One thought on “[Podcast] The Ship of Monsters (1960) – Episode 23 – Decades of Horror: The Classic Era”

  1. Okay, that full poster with the cyclops dude holding the woman on your website is A MAZ ING. I so want that on my wall.

    As for the movie itself, I’ll admit I had serious reservations when that cowboy started singing (I am NOT a singing cowboy fan), but even he managed to steal my heart as things went along. I think the secret to enjoying this movie is in giving it plenty of room in your mind to just be what it is, even if what it is is schizophrenic and unnameable, because when you let any expectations drop away and just tune yourself in, it turns out to be a real treat.

    I definitely recognized Lorena Velazquez, here, but wasn’t sure where from. When you mentioned she was in Santos vs. the Vampire Women, I knew that must be it–loved that film–but a quick lookup on IMDB told me she was also in Doctor of Doom, and Wrestling Women vs. the Aztec Mummy, two other Mexican favorites (she played the same character, a wrestler, in both).

    Enjoyed hearing that Torr was also in The Robot vs. the Aztec Mummy. I might have to seek that Aztec Mummy trilogy out one of these days. (Though you wouldn’t know it from the titles, Wrestling Women vs. the Aztec Mummy (1964) wasn’t part of that original late-fifties trilogy–different mummy altogether–you know, like Imhotep vs. Kharis.)

    Anyway, I couldn’t quite figure out if Lorena’s character was from Ur, as in some other planet than Venus, or if Ur was supposed to be a country or territory somewhere ON Venus. Sounds like you guys were divided on that too. Her doing the whole vampire thing might make (a little) more sense if she was a different species than the Venusian commander, I suppose. That was a jarring moment for me, going from sci-fi invasion to flying vampire attack with no warning whatsoever of any impending genre-bending. I guess it gave me no more of a whiplash than going from sci-fi to Singing Cowboy did earlier on, though.

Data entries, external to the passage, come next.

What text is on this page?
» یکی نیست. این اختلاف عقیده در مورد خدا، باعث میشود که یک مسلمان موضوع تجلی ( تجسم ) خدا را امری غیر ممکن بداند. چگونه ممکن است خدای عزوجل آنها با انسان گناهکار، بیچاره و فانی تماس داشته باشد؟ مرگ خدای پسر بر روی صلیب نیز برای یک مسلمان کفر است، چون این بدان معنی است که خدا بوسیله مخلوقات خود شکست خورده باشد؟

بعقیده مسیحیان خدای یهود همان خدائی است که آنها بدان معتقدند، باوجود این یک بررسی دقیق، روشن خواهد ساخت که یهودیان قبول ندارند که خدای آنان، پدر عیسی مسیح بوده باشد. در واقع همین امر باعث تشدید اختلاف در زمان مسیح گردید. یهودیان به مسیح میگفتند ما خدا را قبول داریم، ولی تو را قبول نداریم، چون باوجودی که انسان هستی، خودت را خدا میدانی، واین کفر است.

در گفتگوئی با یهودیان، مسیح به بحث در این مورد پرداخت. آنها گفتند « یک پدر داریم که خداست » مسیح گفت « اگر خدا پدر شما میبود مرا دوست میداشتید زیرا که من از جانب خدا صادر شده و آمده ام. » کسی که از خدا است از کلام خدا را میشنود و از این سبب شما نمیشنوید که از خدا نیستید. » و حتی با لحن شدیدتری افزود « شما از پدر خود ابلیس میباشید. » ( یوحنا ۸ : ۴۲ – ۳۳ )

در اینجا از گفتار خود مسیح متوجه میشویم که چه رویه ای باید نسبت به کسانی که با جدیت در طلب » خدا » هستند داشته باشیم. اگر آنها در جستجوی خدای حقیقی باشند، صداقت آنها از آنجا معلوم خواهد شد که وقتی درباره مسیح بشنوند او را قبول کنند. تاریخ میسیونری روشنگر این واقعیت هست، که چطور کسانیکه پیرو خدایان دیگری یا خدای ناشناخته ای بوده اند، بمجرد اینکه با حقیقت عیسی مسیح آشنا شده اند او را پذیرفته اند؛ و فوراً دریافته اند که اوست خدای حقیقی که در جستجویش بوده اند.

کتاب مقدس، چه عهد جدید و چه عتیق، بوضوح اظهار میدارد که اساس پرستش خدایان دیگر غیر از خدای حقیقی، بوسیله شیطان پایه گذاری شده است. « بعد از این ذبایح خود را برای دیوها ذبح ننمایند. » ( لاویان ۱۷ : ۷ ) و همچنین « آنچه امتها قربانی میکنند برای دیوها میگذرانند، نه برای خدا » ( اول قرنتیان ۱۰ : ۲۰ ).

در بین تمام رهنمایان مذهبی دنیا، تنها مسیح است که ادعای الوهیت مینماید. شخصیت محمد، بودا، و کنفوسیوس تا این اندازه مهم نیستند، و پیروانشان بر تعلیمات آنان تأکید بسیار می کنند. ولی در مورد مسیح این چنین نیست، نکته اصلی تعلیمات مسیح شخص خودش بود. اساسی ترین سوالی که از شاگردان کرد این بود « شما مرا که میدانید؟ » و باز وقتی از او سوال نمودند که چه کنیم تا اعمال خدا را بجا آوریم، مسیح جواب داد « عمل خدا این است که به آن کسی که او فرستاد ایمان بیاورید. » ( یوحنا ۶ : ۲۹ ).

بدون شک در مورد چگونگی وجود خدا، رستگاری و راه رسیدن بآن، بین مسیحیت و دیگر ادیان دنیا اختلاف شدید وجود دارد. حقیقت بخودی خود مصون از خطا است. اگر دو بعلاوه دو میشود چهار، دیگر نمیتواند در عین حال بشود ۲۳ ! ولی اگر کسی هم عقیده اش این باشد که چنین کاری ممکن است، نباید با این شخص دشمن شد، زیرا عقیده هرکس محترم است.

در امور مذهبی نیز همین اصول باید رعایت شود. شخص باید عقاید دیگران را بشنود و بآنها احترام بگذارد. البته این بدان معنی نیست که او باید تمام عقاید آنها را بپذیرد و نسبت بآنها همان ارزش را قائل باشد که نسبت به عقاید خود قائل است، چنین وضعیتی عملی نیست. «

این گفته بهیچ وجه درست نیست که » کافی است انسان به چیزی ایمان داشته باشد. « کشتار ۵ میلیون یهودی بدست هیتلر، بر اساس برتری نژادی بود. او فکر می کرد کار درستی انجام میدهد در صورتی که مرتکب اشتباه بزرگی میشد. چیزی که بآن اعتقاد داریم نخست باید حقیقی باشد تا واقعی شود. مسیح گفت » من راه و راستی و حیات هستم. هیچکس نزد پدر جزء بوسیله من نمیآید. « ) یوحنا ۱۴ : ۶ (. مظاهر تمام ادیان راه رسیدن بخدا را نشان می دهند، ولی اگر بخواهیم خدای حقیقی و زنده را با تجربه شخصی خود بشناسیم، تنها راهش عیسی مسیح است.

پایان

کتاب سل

    And I’m with you, Jeff: When your infallible robot companion suggests there’s a serious problem with your ship’s engines, you don’t just ignore him and give each other that “oh, he’s so adorable but so stupid and useless” smile–you take his advice and check the engines! What were those two women thinking?! They totally deserved an emergency landing as payback for ignoring ol’ Torr, in my book.

    And yes, Joseph, there WAS a frame holding that cow skeleton up. But I completely missed the fact it had grown horns.

    As for all the diversity of species and improbability of any of those captured males being able to actually mate with a Venusian, I’m going with the idea that the plan was to take them all back to Venus
    and then use some kind of genetic manipulation to pull out desired attributes and use those to create test tube Venusian babies. (Hey, it makes as much sense as anything else we see here.)

    At any rate, I greatly enjoyed both the film and the podcast. Keep up the great work, folks.